Ail, Avoine diploïde, Avoine d’hiver, Avoine de printemps, Blé dur d’hiver, Blé dur de printemps, Blé tendre d’hiver, Blé tendre de printemps, Carotte, Chanvre, Engrain / Petit épeautre, Epeautre, Fénugrec, Féverole d’hiver, Féverole de printemps, Gesse, Haricot, Haricot vert, Laitue, Lentille, Lin fibre d’hiver, Lin fibre de printemps, Lin graine d’hiver, Lin graine de printemps, Lupin blanc doux d’hiver, Lupin blanc de printemps, Lupin bleu de printemps, Luzerne, Maïs doux, Maïs ensilage, Maïs grain, Mélilot blanc ou jaune, Melon, Millet, Miscanthus, Moha, Niger, Oignon, Orge d’hiver, Orge de printemps, Pavot, Phacélie, Petit pois, Poireau, Pois chiche, Pois d’hiver, Pois de printemps, Pomme de terre, Radis, Ray-grass anglais, Ray-grass d’Italie, Riz, Sainfoin, Sarrasin, Seigle d’hiver, Soja, Sorgho ensilage, Sorgho grain, Tabac, Tomate industrielle, Tournesol, Trèfle blanc, Trèfle d’Alexandrie, Trèfle de Michelli, Trèfle de Perse, Trèfle incarnat, Trèfle violet, Triticale de printemps, Triticale d’hiver, Vesce commune,….

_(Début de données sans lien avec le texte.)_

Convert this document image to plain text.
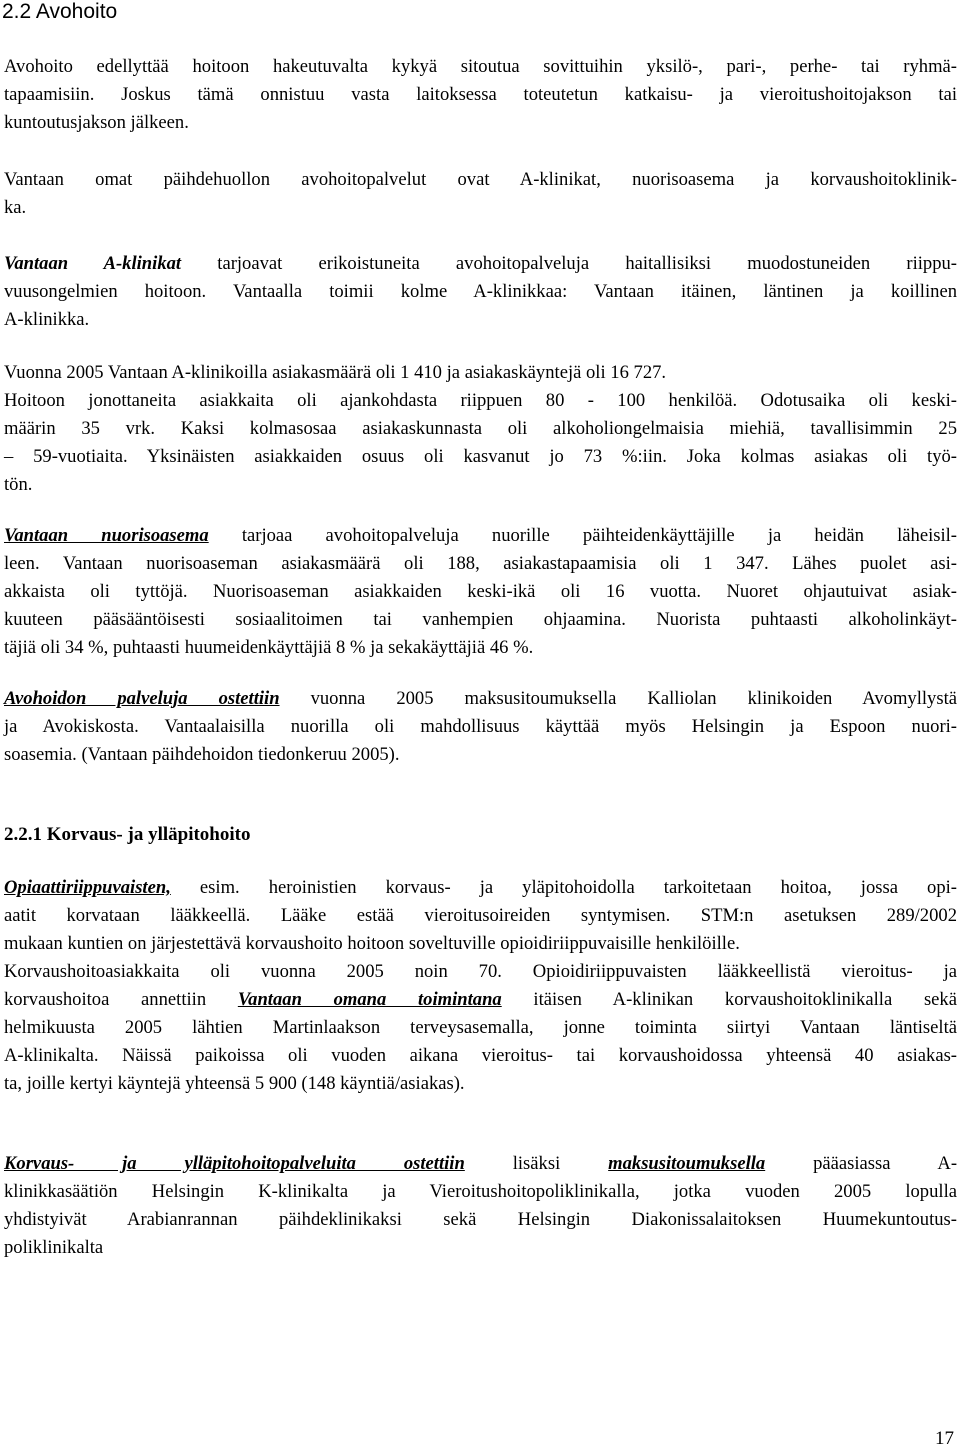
2.2 Avohoito

Avohoito edellyttää hoitoon hakeutuvalta kykyä sitoutua sovittuihin yksilö-, pari-, perhe- tai ryhmä-
tapaamisiin. Joskus tämä onnistuu vasta laitoksessa toteutetun katkaisu- ja vieroitushoitojakson tai
kuntoutusjakson jälkeen.

Vantaan omat päihdehuollon avohoitopalvelut ovat A-klinikat, nuorisoasema ja korvaushoitoklinik-
ka.

Vantaan A-klinikat tarjoavat erikoistuneita avohoitopalveluja haitallisiksi muodostuneiden riippu-
vuusongelmien hoitoon. Vantaalla toimii kolme A-klinikkaa: Vantaan itäinen, läntinen ja koillinen
A-klinikka.

Vuonna 2005 Vantaan A-klinikoilla asiakasmäärä oli 1 410 ja asiakaskäyntejä oli 16 727.
Hoitoon jonottaneita asiakkaita oli ajankohdasta riippuen 80 - 100 henkilöä. Odotusaika oli keski-
määrin 35 vrk. Kaksi kolmasosaa asiakaskunnasta oli alkoholiongelmaisia miehiä, tavallisimmin 25
– 59-vuotiaita. Yksinäisten asiakkaiden osuus oli kasvanut jo 73 %:iin. Joka kolmas asiakas oli työ-
tön.

Vantaan nuorisoasema tarjoaa avohoitopalveluja nuorille päihteidenkäyttäjille ja heidän läheisil-
leen. Vantaan nuorisoaseman asiakasmäärä oli 188, asiakastapaamisia oli 1 347. Lähes puolet asi-
akkaista oli tyttöjä. Nuorisoaseman asiakkaiden keski-ikä oli 16 vuotta. Nuoret ohjautuivat asiak-
kuuteen pääsääntöisesti sosiaalitoimen tai vanhempien ohjaamina. Nuorista puhtaasti alkoholinkäyt-
täjiä oli 34 %, puhtaasti huumeidenkäyttäjiä 8 % ja sekakäyttäjiä 46 %.

Avohoidon palveluja ostettiin vuonna 2005 maksusitoumuksella Kalliolan klinikoiden Avomyllystä
ja Avokiskosta. Vantaalaisilla nuorilla oli mahdollisuus käyttää myös Helsingin ja Espoon nuori-
soasemia. (Vantaan päihdehoidon tiedonkeruu 2005).

2.2.1 Korvaus- ja ylläpitohoito

Opiaattiriippuvaisten, esim. heroinistien korvaus- ja yläpitohoidolla tarkoitetaan hoitoa, jossa opi-
aatit korvataan lääkkeellä. Lääke estää vieroitusoireiden syntymisen. STM:n asetuksen 289/2002
mukaan kuntien on järjestettävä korvaushoito hoitoon soveltuville opioidiriippuvaisille henkilöille.

Korvaushoitoasiakkaita oli vuonna 2005 noin 70. Opioidiriippuvaisten lääkkeellistä vieroitus- ja
korvaushoitoa annettiin Vantaan omana toimintana itäisen A-klinikan korvaushoitoklinikalla sekä
helmikuusta 2005 lähtien Martinlaakson terveysasemalla, jonne toiminta siirtyi Vantaan läntiseltä
A-klinikalta. Näissä paikoissa oli vuoden aikana vieroitus- tai korvaushoidossa yhteensä 40 asiakas-
ta, joille kertyi käyntejä yhteensä 5 900 (148 käyntiä/asiakas).

Korvaus- ja ylläpitohoitopalveluita ostettiin lisäksi maksusitoumuksella pääasiassa A-
klinikkasäätiön Helsingin K-klinikalta ja Vieroitushoitopoliklinikalla, jotka vuoden 2005 lopulla
yhdistyivät Arabianrannan päihdeklinikaksi sekä Helsingin Diakonissalaitoksen Huumekuntoutus-
poliklinikalta

17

En grande culture, la sélection variétale s’est concentrée jusqu’à maintenant sur la capacité des cultures à se développer en présence de hauts niveaux d’intrants sans que la dimension symbiotique ne soit prise en compte. Ainsi, les variétés modernes ont généralement un pouvoir d’association avec les champignons mycorhiziens à arbuscules plus faible que les variétés anciennes.